Foi o sol — não ameno ou lânguido como estava acostumada na infância, mas parecido com o que tinha visto no verão mais quente e mais ao sul que ela conhecia: no limite do Oregon — que entregou a farsa da imaginação dela. Wendy não tinha oito anos, não estava em casa. Seu pai estava morto, o irmão, perdido, e ela tinha fugido dessa exata casa às pressas de mãos dadas com o provável dono daquela pilha de cobertores e cachecóis e meias ao seu redor.

Peter. Onde estava Peter? Onde estava Nenzi? Ela tinha apagado com a memória deles, todas as vezes. Do grito confuso de Nenzi, das lágrimas silenciosas de Peter. Chorando pela morte... dela. Mas Wendy não estava morta, ou estava? A morte não devia ser menos sensorial que isso?
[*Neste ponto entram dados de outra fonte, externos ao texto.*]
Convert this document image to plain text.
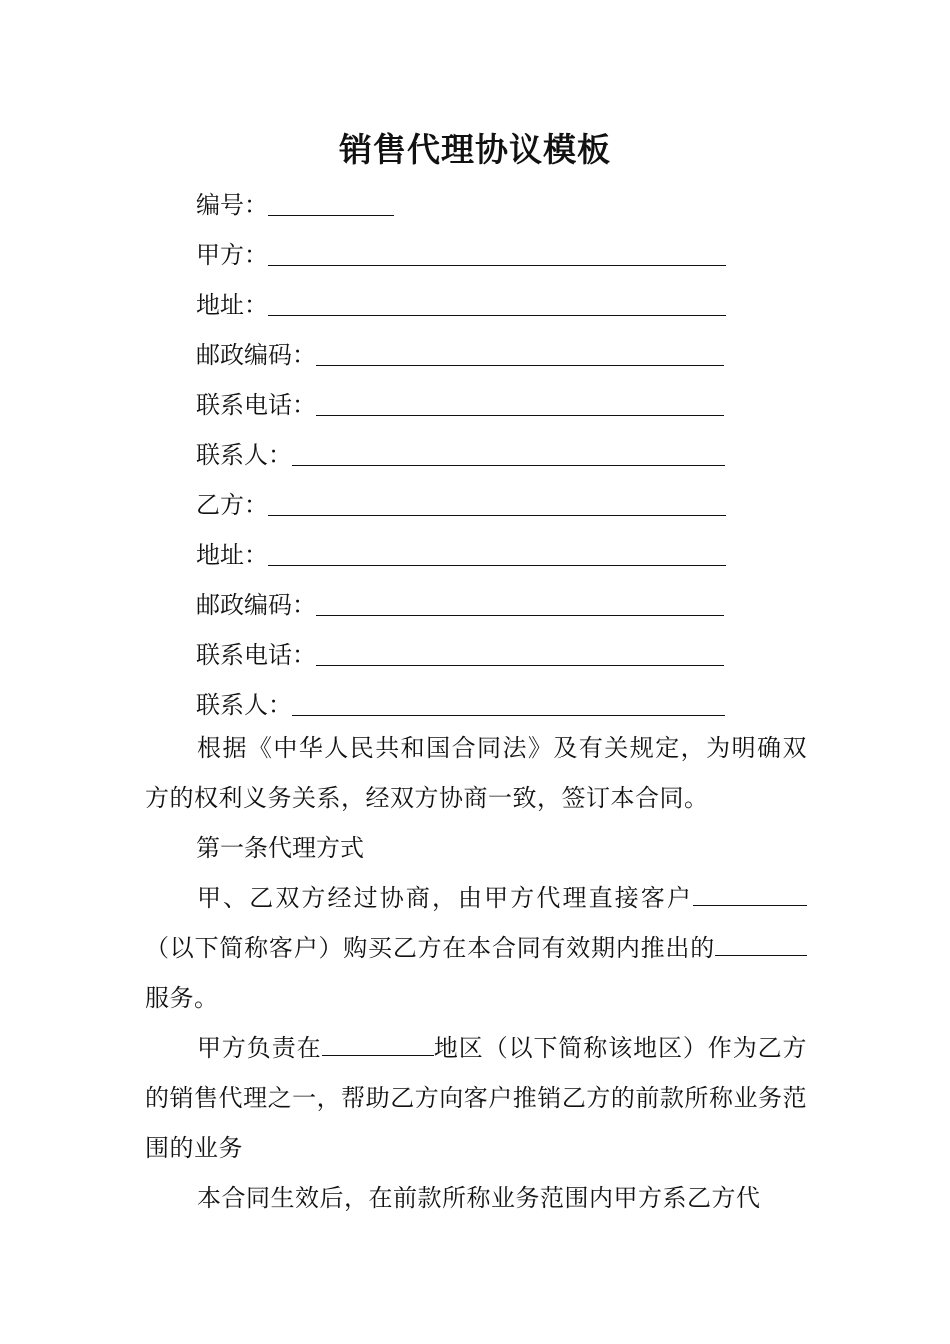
销售代理协议模板
编号：
甲方：
地址：
邮政编码：
联系电话：
联系人：
乙方：
地址：
邮政编码：
联系电话：
联系人：

根据《中华人民共和国合同法》及有关规定，为明确双方的权利义务关系，经双方协商一致，签订本合同。

第一条代理方式

甲、乙双方经过协商，由甲方代理直接客户（以下简称客户）购买乙方在本合同有效期内推出的服务。

甲方负责在	地区（以下简称该地区）作为乙方的销售代理之一，帮助乙方向客户推销乙方的前款所称业务范围的业务

本合同生效后，在前款所称业务范围内甲方系乙方代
Menos... turbulenta que todo esse peso e esse calor no rosto?

Tudo bem, talvez o sangue dela estivesse meio lento, as batidas de seu coração em um ritmo inchado esquisito e com muita ardência na garganta e no nariz, mas... viva. Não congelada. Aliás, viva o suficiente para sentir formigamento no rosto, na ponta dos dedos e para se estressar um pouco com aquelas camadas pesadas de roupas e cobertores restritivos.

Aquilo era uma tentativa elaborada de mantê-la viva? Três cobertores, mil pares de meias e sol na cama?

A grossa camada de confusão em volta dessas dúvidas só se solidificou mais quando ela ouviu, de repente, a voz animada, transbordada de alívio, de Reis.

"Wendy? Minha nossa, Wendy! Consegue me ouvir? Espere, não se mexa muito. Na verdade, não se mexa nada, fique quieta, vai ficar tudo bem. Você está bem."

Wendy quis fazer perguntas, mas não teve certeza se as cordas vocais obedeceriam. Por um segundo, ela só... o observou; o primeiro ser que via depois de pensar que estava morta. Reis estava sentado antes, mas agora se agitava para a beirada do colchão. A poltrona envelhecida em que ele estivera lendo não era do cômodo original. Quem tinha trazido e há quanto tempo Reis ficava ali? O tecido longo e linha esticada no colo, além da cesta na base das pernas da poltrona indicavam algum tempo. Os cachos de amêndoa dele estavam presos para trás por uma tiara de linho.

Wendy piscou, em silêncio, como uma tonta, olhando para ele. Aquela talvez fosse a primeira vez que via Reis sem Ever ou qualquer uma das crianças. Ele parecia leve. Aliás, ele sempre parecia leve, mais tranquilo do que qualquer outro na casa, mas agora, nesse momento, sob a luz do sol, Reis parecia... terno.